# RISA-3d and RISA Floor Training



## Mike1144 (Dec 18, 2007)

Has anyone had the privilege of attending the RISA training at their California headquarters? Is it informative? Will it make me a better engineer? Do they serve a nice lunch? Our company is sending me and another engineer sometime next year, and I wanted to get some first hand info.

Thanks


----------



## Vinsanity (Dec 19, 2007)

Mike1144 said:


> Has anyone had the privilege of attending the RISA training at their California headquarters? Is it informative? Will it make me a better engineer? Do they serve a nice lunch? Our company is sending me and another engineer sometime next year, and I wanted to get some first hand info.
> Thanks



Yeah,, Risa 3D is a good tool for Practicing Structural Engineers, you can model complex structures and analyze and run for design in 3Dimensional system, loads can be applied static, dynamic and earthquake forces on it using the latest codes. the method used in that program to analyze the system is Finite Element Analysis or matrix structural analysis. For sure you will be way ahead of other conventional structural engineers with that knowledge. I have used STAAD, ETABS and SAP 2000 for 12.5 years now and it is an advantage.


----------



## Mike1144 (Dec 19, 2007)

Vinsanity said:


> Yeah,, Risa 3D is a good tool for Practicing Structural Engineers, you can model complex structures and analyze and run for design in 3Dimensional system, loads can be applied static, dynamic and earthquake forces on it using the latest codes. the method used in that program to analyze the system is Finite Element Analysis or matrix structural analysis. For sure you will be way ahead of other conventional structural engineers with that knowledge. I have used STAAD, ETABS and SAP 2000 for 12.5 years now and it is an advantage.

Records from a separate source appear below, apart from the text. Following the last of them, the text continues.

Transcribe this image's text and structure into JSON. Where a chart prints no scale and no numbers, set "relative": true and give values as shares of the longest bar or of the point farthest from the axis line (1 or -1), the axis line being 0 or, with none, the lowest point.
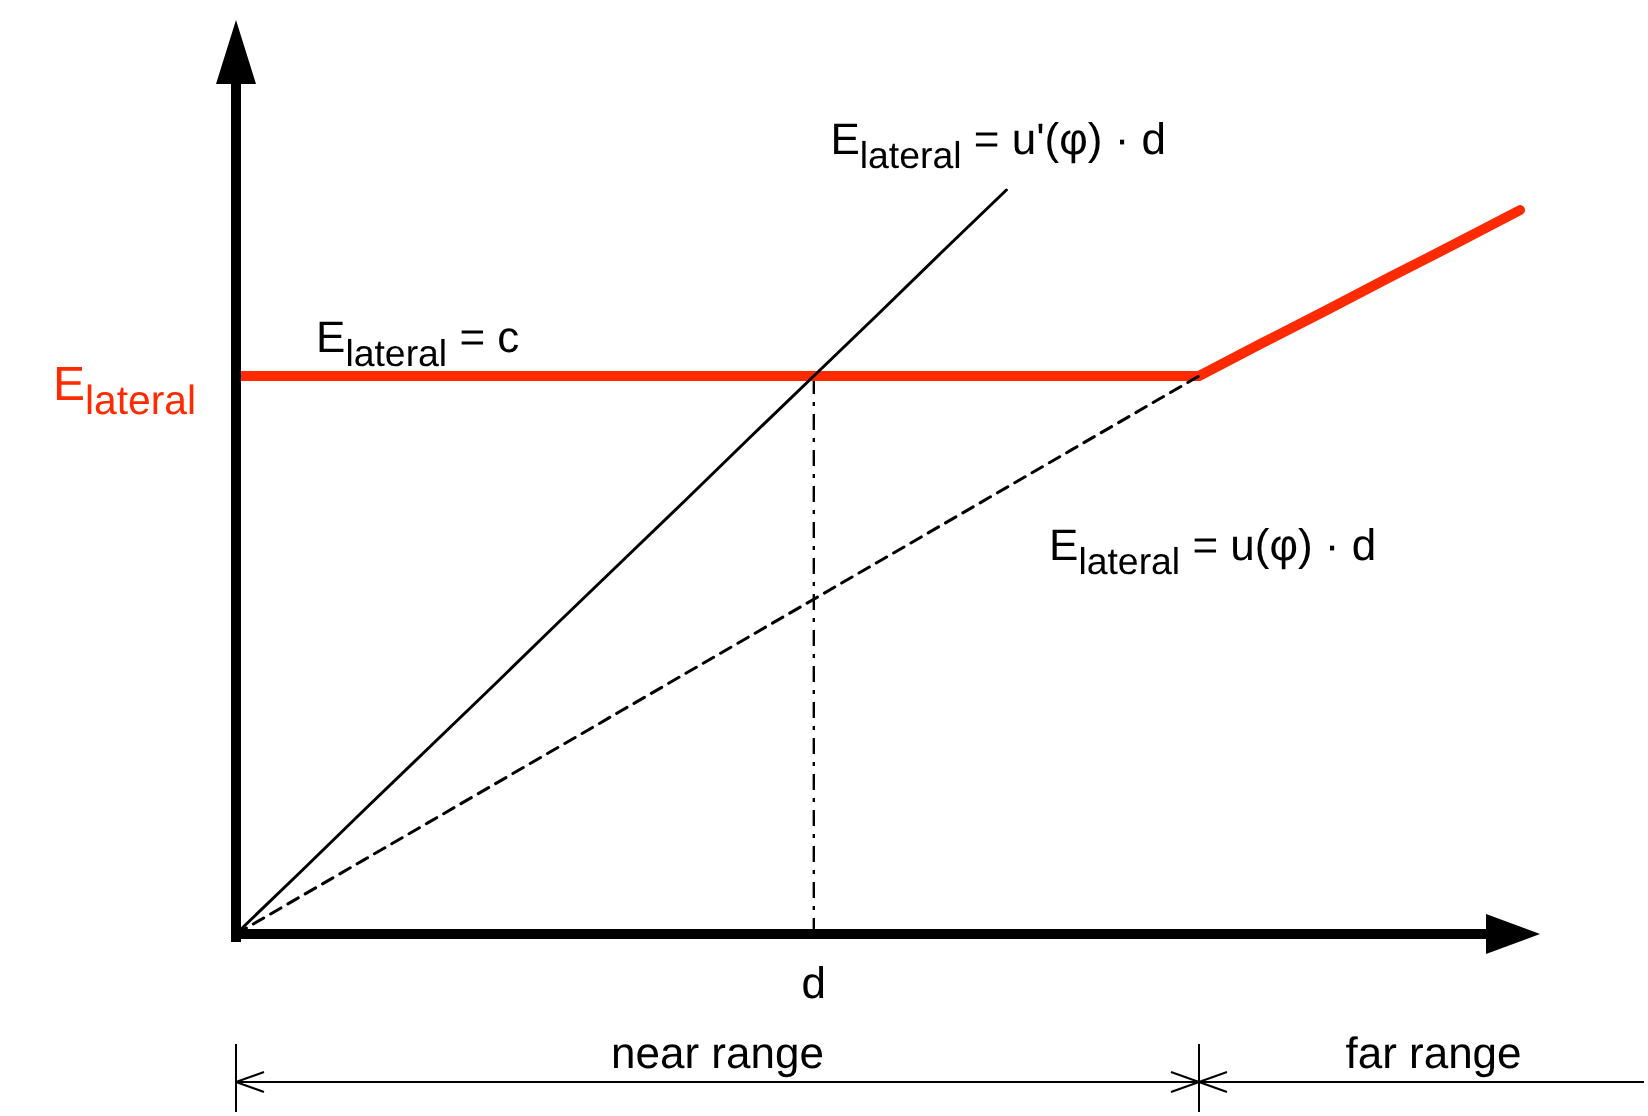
{
  "chart_data": {
    "type": "line",
    "relative": true,
    "categories": [
      null,
      null,
      null,
      null,
      null,
      null,
      null,
      null,
      null,
      null,
      null,
      null,
      null,
      null,
      null,
      null,
      null,
      null,
      null,
      null,
      null
    ],
    "annotations": [
      "near range",
      "far range",
      "E$_{lateral}$"
    ],
    "ref_lines": [
      {
        "axis": "x",
        "label": "d",
        "line_style": "dotted",
        "color": "#000000"
      }
    ],
    "series": [
      {
        "name": "E$_{lateral}$ = c",
        "color": "#ff2a00",
        "values": [
          0.75,
          0.75,
          0.75,
          0.75,
          0.75,
          0.75,
          0.75,
          0.75,
          0.75,
          0.75,
          0.75,
          0.75,
          0.75,
          0.75,
          0.75,
          0.75,
          0.795,
          0.839,
          0.884,
          0.928,
          0.973
        ],
        "line_style": "solid"
      },
      {
        "name": "E$_{lateral}$ = u'(φ) · d",
        "color": "#000000",
        "values": [
          0,
          0.083,
          0.167,
          0.25,
          0.333,
          0.417,
          0.5,
          0.583,
          0.667,
          0.75,
          0.833,
          0.917,
          1,
          null,
          null,
          null,
          null,
          null,
          null,
          null,
          null
        ],
        "line_style": "solid"
      },
      {
        "name": "E$_{lateral}$ = u(φ) · d",
        "color": "#000000",
        "values": [
          0,
          0.05,
          0.1,
          0.15,
          0.2,
          0.25,
          0.3,
          0.35,
          0.4,
          0.45,
          0.5,
          0.55,
          0.6,
          0.65,
          0.7,
          0.75,
          null,
          null,
          null,
          null,
          null
        ],
        "line_style": "dashed"
      }
    ]
  }
}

I was more interested in the content of their training.


----------



## Vinsanity (Dec 19, 2007)

Mike1144 said:


> I was more interested in the content of their training.



Im sure you will be trained how to use the program RISA 3d in analysis and design of structures, modelling etc, the function of the program and it's capabilities etc.


----------



## Mike1144 (Dec 19, 2007)

Vinsanity said:


> Im sure you will be trained how to use the program RISA 3d in analysis and design of structures, modelling etc, the function of the program and it's capabilities etc.



rlyflag:


----------